Kurniasih Miftakhul Jannah
Jurnalis
Asosiasi Pengusaha Indonesia (Apindo) menentang keras rencana kenaikan iuran BPJS Kesehatan. Kenaikan rencananya berlaku 1 April dan tertulis dalam dalam Peraturan Presiden Nomor 19 Tahun 2016 tentang Perubahan Kedua atas Peraturan Presiden Nomor 12 Tahun 2013 tentang Jaminan Kesehatan.
Ketua Apindo Haryadi Sukamdani menuturkan, ada beberapa hal yang membuat Apindo menolak rencana kenaikan tersebut, antara lain klaim rasio Peserta Penerima Upah (PPU) khususnya sektor swasta hanya 70 persen.
Dengan tingkat klaim yang rendah tidak adil jika iuran dinaikkan. Sementara klaim Peserta Bukan Penerima Upah (PBPU) sekitar 300 persen, Peserta Penerima Upah (PPU) PNS 100 persen, dan Peserta Bantuan Iuran (PBI) 80 persen.

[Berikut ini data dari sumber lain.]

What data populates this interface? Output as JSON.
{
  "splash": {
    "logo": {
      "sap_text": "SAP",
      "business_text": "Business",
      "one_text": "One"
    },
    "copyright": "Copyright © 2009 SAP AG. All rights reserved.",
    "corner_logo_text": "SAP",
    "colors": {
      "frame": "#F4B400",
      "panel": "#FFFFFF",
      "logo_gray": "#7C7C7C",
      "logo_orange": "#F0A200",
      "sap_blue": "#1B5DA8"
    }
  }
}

"Belum efektifnya kinerja BPJS Kesehatan dalam meningkatkan peserta mandiri. Praktis yang ikut, yang sakit. Kalau sembuh keluar lagi. Peserta mandiri belum dimaksimalkan," paparnya di Jakarta, Kamis (24/3/2016).
Di sisi lain, dirinya tidak setuju dengan keputusan pemerintah menaikkan pagu batas atas bagi PPU sektor swasta dari awalnya Rp4,72 juta menjadi Rp8 juta. Dengan kenaikan tersebut, lanjutnya, beban perusahaan semakin berat karena menanggung pekerja dengan gaji Rp8 juta per bulan.
"Kami ini mengikuti persentase pekerja penerima upah. Persentase perusahaan 4 persen, pekerja 1 persen. Pekerja mandiri nilainya absolut," tegasnya.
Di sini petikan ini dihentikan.